Construction-industry groups and trade associations said they back standardization but urged stronger privacy protections. Joel Hansen, director of government relations for Associated Builders and Contractors, said standardized submission would aid contractors and enforcement but raised alarms about personally identifying information. "Even if a name were to be redacted...the information that I just shared with you would be available publicly and could be searched," Hansen said, warning that home addresses, phone numbers and other details collected under current law could be exposed.
Michelle Dreyer, who managed a prevailing-wage program for 18 years and represents trade associations, told the committee she recently downloaded publicly available license data and found home addresses and phone numbers for large numbers of licensed workers. "I downloaded a spreadsheet that included the home addresses and phone numbers of 156,000 electricians," Dreyer said, arguing that making certified payroll broadly searchable would ‘‘significantly expand’’ exposure of sensitive employee details.
Clifton Boyd Jr., president of the National Association of Minority Contractors, said centralizing payroll records creates a single point of failure: "All it takes is 1 data breach," he said, and the consequences could affect thousands of employees. Other testifiers representing local governments and contractors—Bradley Peterson for the Coalition of Greater Minnesota Cities and Laura Ziegler for the Associated General Contractors of Minnesota—urged balancing administrative relief with careful implementation around data access and operability.
Committee counsel Doyle Fonteyn walked members through the A13 amendment, which shifts some effective dates (including a registration requirement tied to an availability date of 01/01/2028 and opt-in/registration dates for non-state project owners around 10/01/2028), clarifies exemptions for highway projects administered by MnDOT and for cities of the first class and counties over 500,000 people that meet specified compliance standards, adds an error-correction process for contractors, requires stakeholder engagement, and shows appropriation figures included in a related state-government supplemental bill. Counsel described the fiscal numbers discussed in committee as roughly $1,958,000 in FY2027 and a $1,381,000 base in FY2028 and thereafter.
Committee members pressed for clarity about what data would be public on the portal and what would remain available only via a prevailing-wage–specific data-practices request. Commissioner Nicole Blissenbach of the Minnesota Department of Labor and Industry confirmed what certified payroll reports currently require under prevailing-wage law—entries such as name, identifying number, job classification, hours worked, rate of pay, gross amounts, individual deductions, net pay and benefit-contribution details—and said how a portal would present or redact those items depends on statutory interpretation and design choices.

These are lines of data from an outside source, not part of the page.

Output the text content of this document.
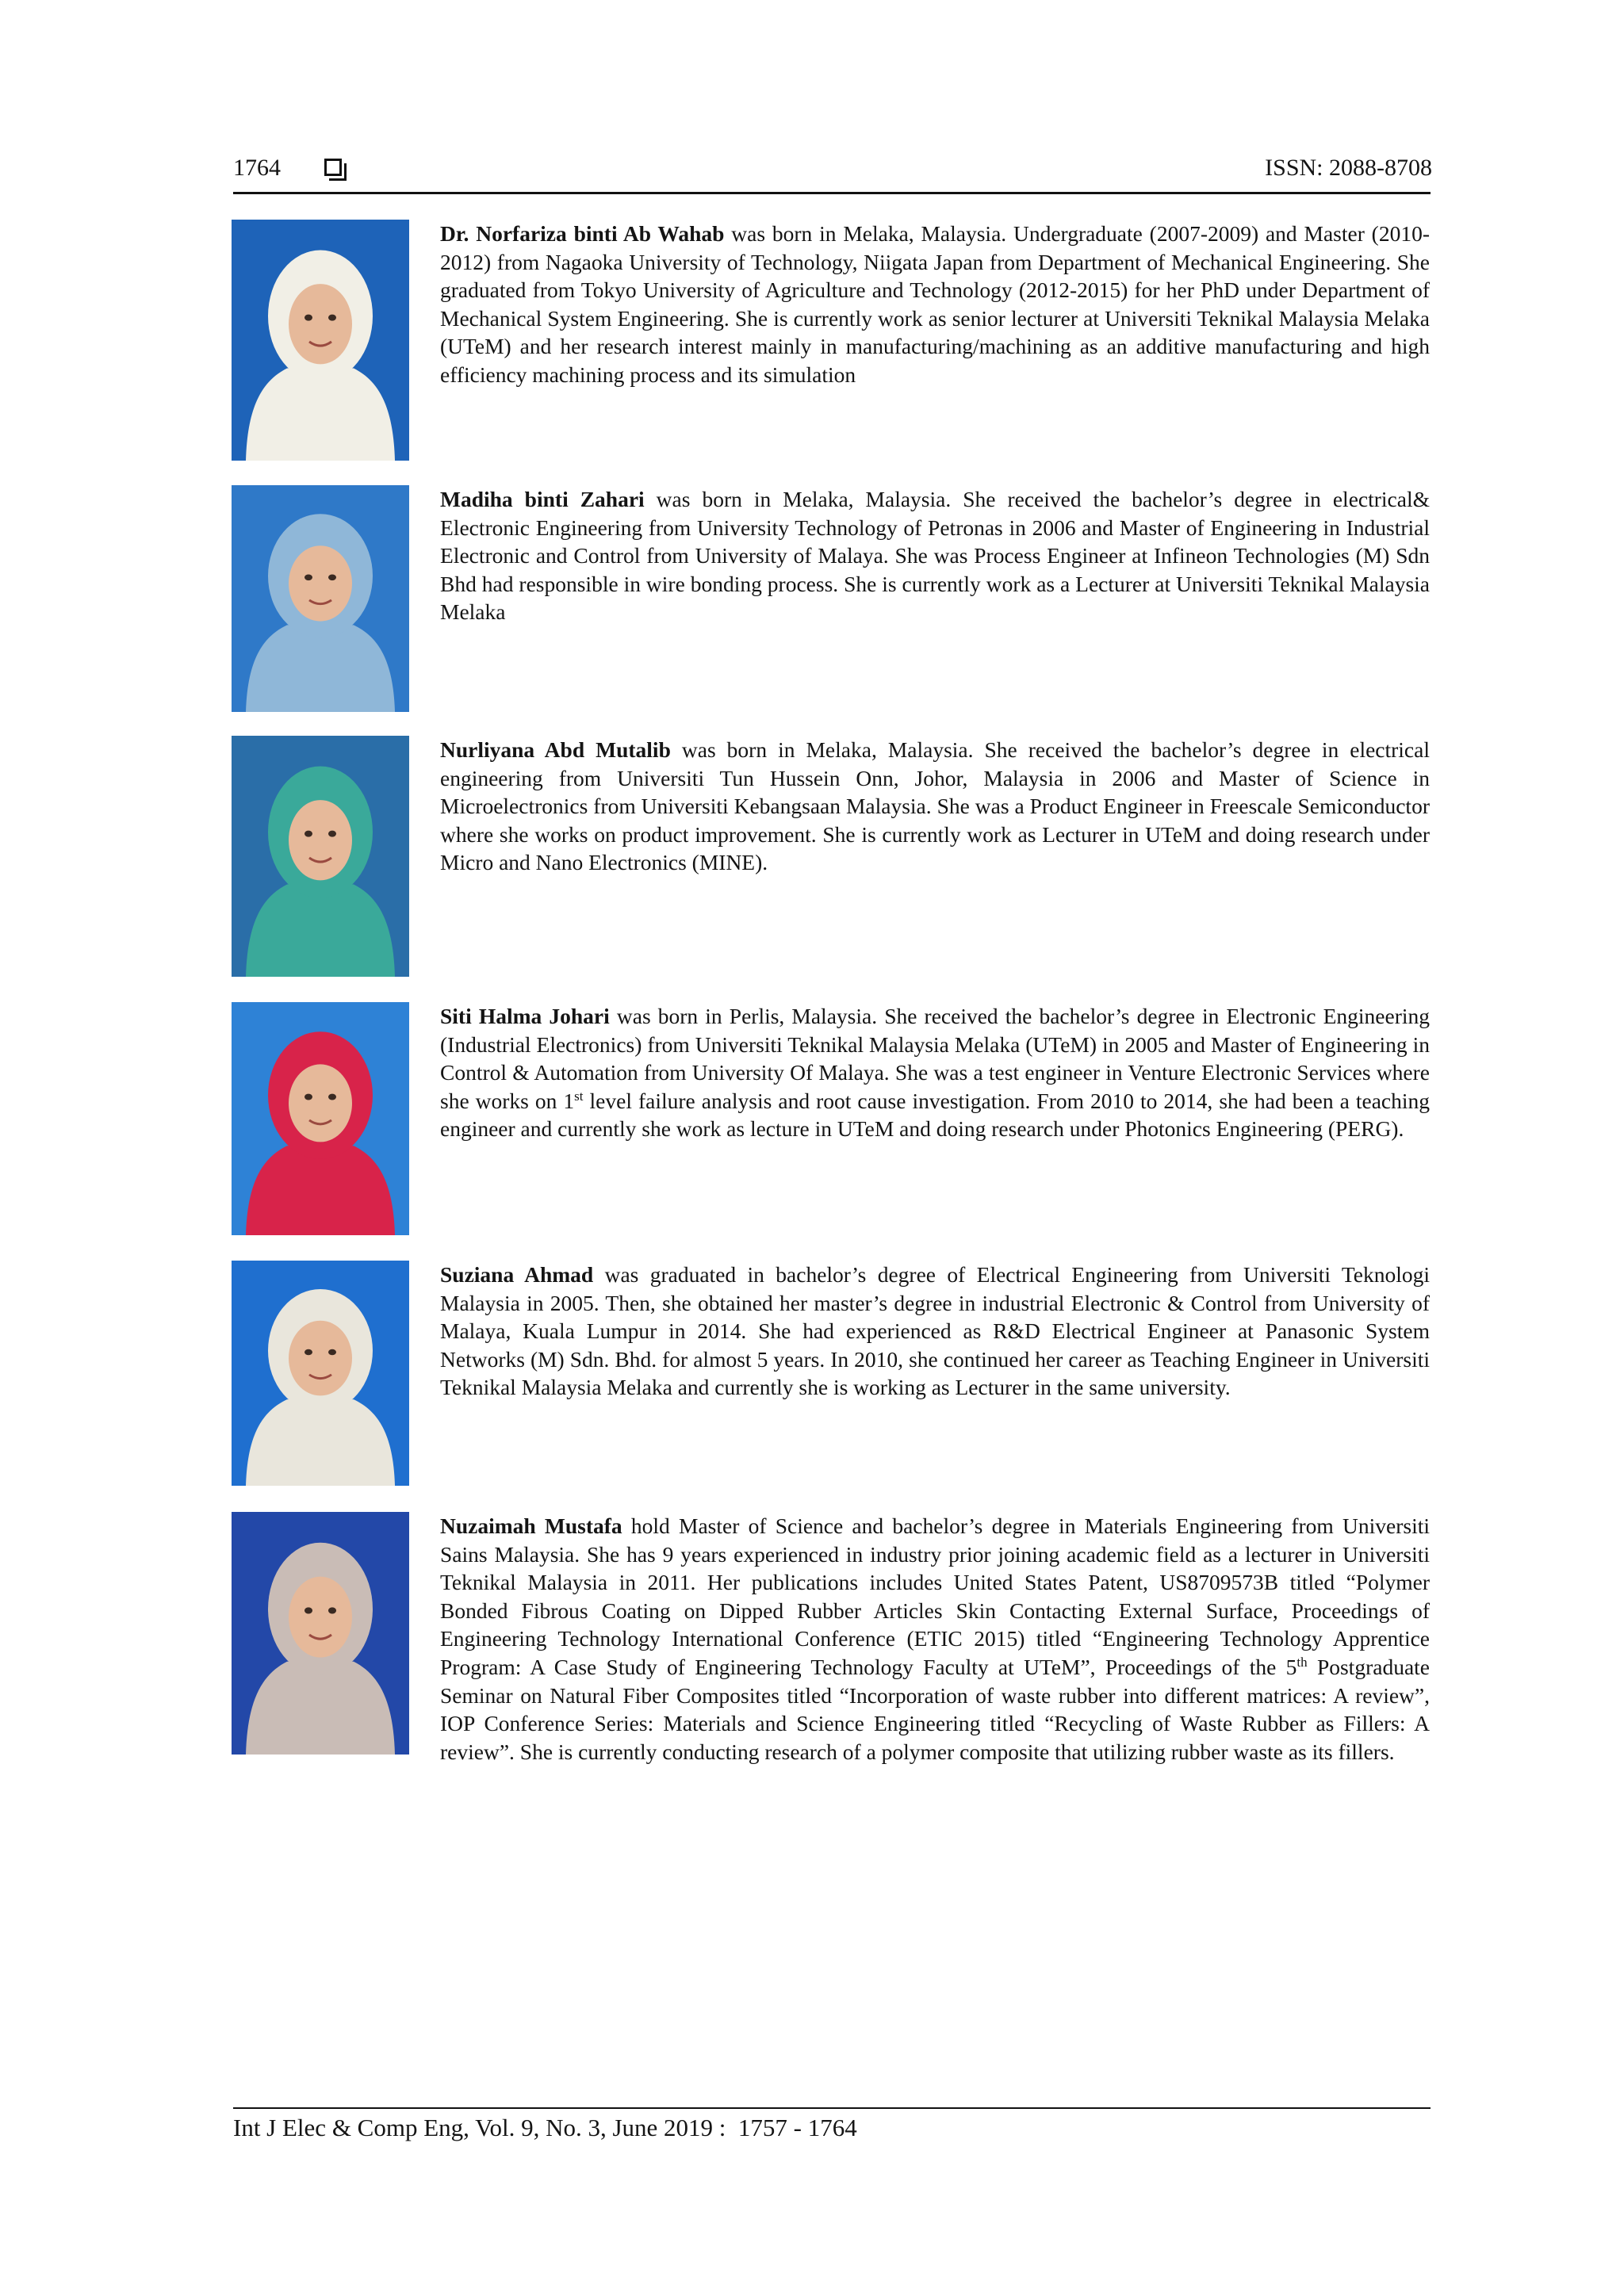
1764	ISSN: 2088-8708

Dr. Norfariza binti Ab Wahab was born in Melaka, Malaysia. Undergraduate (2007-2009) and Master (2010-2012) from Nagaoka University of Technology, Niigata Japan from Department of Mechanical Engineering. She graduated from Tokyo University of Agriculture and Technology (2012-2015) for her PhD under Department of Mechanical System Engineering. She is currently work as senior lecturer at Universiti Teknikal Malaysia Melaka (UTeM) and her research interest mainly in manufacturing/machining as an additive manufacturing and high efficiency machining process and its simulation

Madiha binti Zahari was born in Melaka, Malaysia. She received the bachelor’s degree in electrical& Electronic Engineering from University Technology of Petronas in 2006 and Master of Engineering in Industrial Electronic and Control from University of Malaya. She was Process Engineer at Infineon Technologies (M) Sdn Bhd had responsible in wire bonding process. She is currently work as a Lecturer at Universiti Teknikal Malaysia Melaka

Nurliyana Abd Mutalib was born in Melaka, Malaysia. She received the bachelor’s degree in electrical engineering from Universiti Tun Hussein Onn, Johor, Malaysia in 2006 and Master of Science in Microelectronics from Universiti Kebangsaan Malaysia. She was a Product Engineer in Freescale Semiconductor where she works on product improvement. She is currently work as Lecturer in UTeM and doing research under Micro and Nano Electronics (MINE).

Siti Halma Johari was born in Perlis, Malaysia. She received the bachelor’s degree in Electronic Engineering (Industrial Electronics) from Universiti Teknikal Malaysia Melaka (UTeM) in 2005 and Master of Engineering in Control & Automation from University Of Malaya. She was a test engineer in Venture Electronic Services where she works on 1st level failure analysis and root cause investigation. From 2010 to 2014, she had been a teaching engineer and currently she work as lecture in UTeM and doing research under Photonics Engineering (PERG).

Suziana Ahmad was graduated in bachelor’s degree of Electrical Engineering from Universiti Teknologi Malaysia in 2005. Then, she obtained her master’s degree in industrial Electronic & Control from University of Malaya, Kuala Lumpur in 2014. She had experienced as R&D Electrical Engineer at Panasonic System Networks (M) Sdn. Bhd. for almost 5 years. In 2010, she continued her career as Teaching Engineer in Universiti Teknikal Malaysia Melaka and currently she is working as Lecturer in the same university.

Nuzaimah Mustafa hold Master of Science and bachelor’s degree in Materials Engineering from Universiti Sains Malaysia. She has 9 years experienced in industry prior joining academic field as a lecturer in Universiti Teknikal Malaysia in 2011. Her publications includes United States Patent, US8709573B titled “Polymer Bonded Fibrous Coating on Dipped Rubber Articles Skin Contacting External Surface, Proceedings of Engineering Technology International Conference (ETIC 2015) titled “Engineering Technology Apprentice Program: A Case Study of Engineering Technology Faculty at UTeM”, Proceedings of the 5th Postgraduate Seminar on Natural Fiber Composites titled “Incorporation of waste rubber into different matrices: A review”, IOP Conference Series: Materials and Science Engineering titled “Recycling of Waste Rubber as Fillers: A review”. She is currently conducting research of a polymer composite that utilizing rubber waste as its fillers.

Int J Elec & Comp Eng, Vol. 9, No. 3, June 2019 :  1757 - 1764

After extended questions and testimony, Senator Umar Verbaten moved adoption of the A13 amendment; the committee adopted the amendment on a voice vote. Chair McKeown then announced that "Senate File 4,745 as amended is laid over," meaning the committee will continue work on the proposal and implementation details before advancing it further. No final floor referral or passage occurred at this hearing.
The hearing also included a fiscal-staff estimate of implementation staffing: the fiscal note on the first-engrossment version showed about 2.5 full-time equivalent positions in fiscal 2027 and 5.5 FTEs beginning in fiscal 2028. Committee members said they will continue stakeholder discussions to resolve outstanding privacy, access and implementation questions before returning to the bill.